Across an ABI boundary, send long, double, and char*/byte-buffer-with-length. Never pass a std::string or a std::vector by value — their layout isn't portable. Copy into a flat buffer at the wall.

Pattern 4: Generate, don't hand-maintain, for large surfaces

For a handful of functions, hand-write the shim. For a large evolving library, adopt SWIG/cppyy so the binding regenerates when the headers change, rather than drifting out of sync.

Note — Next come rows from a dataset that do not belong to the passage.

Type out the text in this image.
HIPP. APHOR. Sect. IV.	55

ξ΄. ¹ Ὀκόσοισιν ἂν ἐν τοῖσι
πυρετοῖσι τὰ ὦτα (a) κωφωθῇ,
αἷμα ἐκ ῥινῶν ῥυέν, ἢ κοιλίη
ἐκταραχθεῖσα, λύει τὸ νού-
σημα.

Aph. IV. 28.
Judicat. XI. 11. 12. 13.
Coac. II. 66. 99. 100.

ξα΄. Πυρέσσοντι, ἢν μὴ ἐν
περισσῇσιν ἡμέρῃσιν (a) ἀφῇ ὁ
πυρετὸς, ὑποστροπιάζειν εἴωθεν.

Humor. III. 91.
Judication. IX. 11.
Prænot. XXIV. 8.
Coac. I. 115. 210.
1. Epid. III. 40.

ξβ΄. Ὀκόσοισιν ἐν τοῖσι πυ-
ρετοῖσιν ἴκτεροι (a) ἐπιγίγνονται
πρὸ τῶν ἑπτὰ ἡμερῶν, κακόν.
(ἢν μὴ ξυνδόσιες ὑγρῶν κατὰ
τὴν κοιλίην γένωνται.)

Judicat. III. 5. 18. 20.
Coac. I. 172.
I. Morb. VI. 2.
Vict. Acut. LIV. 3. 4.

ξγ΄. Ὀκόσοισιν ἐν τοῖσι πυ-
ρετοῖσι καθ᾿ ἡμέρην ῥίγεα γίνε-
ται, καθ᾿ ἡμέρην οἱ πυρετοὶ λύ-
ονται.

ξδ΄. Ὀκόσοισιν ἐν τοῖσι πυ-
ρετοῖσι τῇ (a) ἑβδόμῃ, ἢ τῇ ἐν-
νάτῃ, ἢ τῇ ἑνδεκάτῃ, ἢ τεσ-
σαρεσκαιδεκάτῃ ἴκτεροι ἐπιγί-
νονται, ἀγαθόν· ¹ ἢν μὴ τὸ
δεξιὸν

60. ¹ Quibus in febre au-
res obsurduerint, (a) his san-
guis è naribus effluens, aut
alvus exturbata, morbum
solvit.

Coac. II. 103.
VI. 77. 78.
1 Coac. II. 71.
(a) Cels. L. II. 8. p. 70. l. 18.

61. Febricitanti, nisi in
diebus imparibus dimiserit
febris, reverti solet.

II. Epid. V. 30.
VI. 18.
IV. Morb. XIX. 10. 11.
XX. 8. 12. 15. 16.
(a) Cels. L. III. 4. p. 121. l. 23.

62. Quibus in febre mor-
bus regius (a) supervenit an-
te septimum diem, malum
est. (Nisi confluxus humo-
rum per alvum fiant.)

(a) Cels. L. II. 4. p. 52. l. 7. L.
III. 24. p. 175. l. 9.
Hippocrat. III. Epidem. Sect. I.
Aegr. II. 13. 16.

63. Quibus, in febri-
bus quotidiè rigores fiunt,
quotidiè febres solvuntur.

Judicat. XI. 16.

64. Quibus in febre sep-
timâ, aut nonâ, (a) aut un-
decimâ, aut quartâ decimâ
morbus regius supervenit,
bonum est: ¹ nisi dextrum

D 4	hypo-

Pattern 5: When isolation matters more than speed, RPC the boundary

Wrap the foreign component in a tiny server with a .proto contract. Your code calls a generated stub. The foreign component is now a separate, restartable, crash-contained process.


Best Practices

  • Keep the C++ entirely behind the wall. No C++ type — not even std::string — should appear in an extern "C" signature.
  • Catch all exceptions in every wrapper function. A single escaping exception is undefined behavior across the boundary.
  • Document ownership in the header, next to each function. "Caller must call counter_free." Make the contract impossible to miss.
  • Match std:: library and compiler if you ever do share C++ across binaries — but prefer not to; flatten to C instead.
  • Pin and record the toolchain (compiler, standard library, version). C++ ABI breaks between versions; reproducible builds matter.
  • For RPC, treat the .proto as the source of truth and check it into version control; generate code in the build, never by hand.
  • Choose the binding tool by API size and language targets: hand-shim (tiny), SWIG (large, multi-language), cppyy (Python, exploratory).
  • Default to RPC when another team owns the foreign code — the contract and the crash firewall are worth the latency.

Edge Cases & Pitfalls

  • An exception escapes an extern "C" function. Undefined behavior; often a crash far from the cause. Always wrap the body in try { ... } catch (...).
  • Passing std::string/std::vector across the boundary. Their layout differs between libstdc++, libc++, and MSVC and between versions; the receiving side reads garbage. Flatten to char* + length.
  • Mixed standard libraries in one process. Linking a binary built against libstdc++ with one built against libc++ and sharing C++ types between them silently corrupts memory.
  • Double-free / use-after-free across the boundary. Calling counter_free twice, or using a handle after freeing it, crashes. The bug often surfaces much later than the misuse.
  • Leaking generated objects. SWIG returns a new object but you didn't tell it ownership (%newobject); the wrapper never frees it. Memory grows silently.
  • Template instantiation mismatches. A header-only template compiled differently on each side produces incompatible code; templates don't cross ABI boundaries by themselves.
  • Mangled-symbol "not found" at link time. You forgot extern "C", so the symbol the other language looks for (add) doesn't exist (the binary has _Z3addii).
  • Treating gRPC calls as free. An RPC inside a tight loop multiplies serialization + network cost; designs that were "chatty" in-process become catastrophically slow out-of-process. Batch, or keep that path in-process.
  • No schema-evolution plan for the IDL. Renaming or renumbering a protobuf field, or changing its type, breaks old clients. (Field-numbering discipline and evolution rules are a senior.md/professional.md topic — but the trap starts here.)
  • Callbacks that re-enter across the boundary. A C++ callback that calls back into the managed language while the managed runtime holds locks (or its GC is running) can deadlock or corrupt state. Keep callbacks shallow and well-defined.